Le paysage technologique du Zimbabwe s’apprête à connaître une transformation radicale. Les nouvelles régulations prévues pour 2026 introduisent des changements profonds pour les cryptomonnaies, le mobile money et les startups.
Introduction
L’objectif affiché par le gouvernement est de formaliser l’économie numérique, mais ces mesures s’accompagnent d’exigences de conformité strictes et d’une pression fiscale accrue.
Cryptomonnaies : Une fiscalité lourde et une surveillance accrue
Le nouveau cadre fiscal de 2026 impose des défis de taille aux utilisateurs et aux plateformes d’actifs numériques. La Digital Services Withholding Tax (DSWT) instaurera un prélèvement de 15 % sur les paiements effectués vers les bourses crypto offshore.
À titre de comparaison, ce taux est nettement supérieur aux 1,5 % appliqués au Kenya ou aux 2 % en Tanzanie. De plus, l’impôt sur les transferts monétaires intermédiés (IMTT) s’appliquera à hauteur de 2 % sur les transactions en USD et 1,5 % en monnaie locale (ZiG).

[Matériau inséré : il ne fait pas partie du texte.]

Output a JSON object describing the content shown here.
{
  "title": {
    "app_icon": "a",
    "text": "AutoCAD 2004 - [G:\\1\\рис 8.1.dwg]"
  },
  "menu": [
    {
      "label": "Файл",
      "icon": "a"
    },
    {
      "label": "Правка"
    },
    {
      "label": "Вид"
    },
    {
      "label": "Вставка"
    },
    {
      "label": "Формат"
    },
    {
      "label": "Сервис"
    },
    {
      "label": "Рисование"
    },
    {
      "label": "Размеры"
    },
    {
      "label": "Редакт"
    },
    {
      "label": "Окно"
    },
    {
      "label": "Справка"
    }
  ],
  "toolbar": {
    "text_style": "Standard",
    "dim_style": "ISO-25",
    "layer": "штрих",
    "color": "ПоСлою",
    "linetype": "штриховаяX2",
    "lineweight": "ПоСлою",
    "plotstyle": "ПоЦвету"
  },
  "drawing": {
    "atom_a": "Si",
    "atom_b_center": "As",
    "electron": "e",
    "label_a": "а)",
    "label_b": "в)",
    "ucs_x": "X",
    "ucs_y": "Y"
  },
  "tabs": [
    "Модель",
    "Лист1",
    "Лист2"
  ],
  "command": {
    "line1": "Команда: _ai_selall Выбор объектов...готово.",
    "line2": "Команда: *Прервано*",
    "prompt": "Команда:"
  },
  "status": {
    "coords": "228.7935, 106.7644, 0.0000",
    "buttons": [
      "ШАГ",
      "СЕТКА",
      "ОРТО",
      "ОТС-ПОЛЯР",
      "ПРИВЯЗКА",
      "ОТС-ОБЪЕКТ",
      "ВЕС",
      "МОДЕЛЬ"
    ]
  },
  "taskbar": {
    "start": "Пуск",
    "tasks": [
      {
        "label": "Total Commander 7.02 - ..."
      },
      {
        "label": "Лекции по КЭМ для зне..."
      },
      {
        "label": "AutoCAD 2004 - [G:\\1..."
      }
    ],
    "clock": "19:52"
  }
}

Le ministre des Finances, Mthuli Ncube, justifie ces mesures par la nécessité de réguler les plateformes offshore qui servent les utilisateurs locaux sans présence physique.
Pour garantir l’application de ces règles, le système TaRMS permettra une surveillance des transactions en temps réel, rendant presque impossible l’anonymat des échanges à gros volume.
Mobile Money : Les opérateurs transformés en collecteurs d’impôts
Dès le 1er janvier 2026, les opérateurs de mobile money devront retenir une taxe de 15 % sur les paiements vers des services numériques étrangers (cloud, publicité, streaming).
Cette charge s’ajoute à l’IMTT existant, portant la pression fiscale totale sur certaines transactions à environ 17 %. Selon Christopher Mugaga, PDG de la Chambre de commerce nationale du Zimbabwe, cette politique risque d’entraîner une hausse de l’inflation des services et du coût de la vie.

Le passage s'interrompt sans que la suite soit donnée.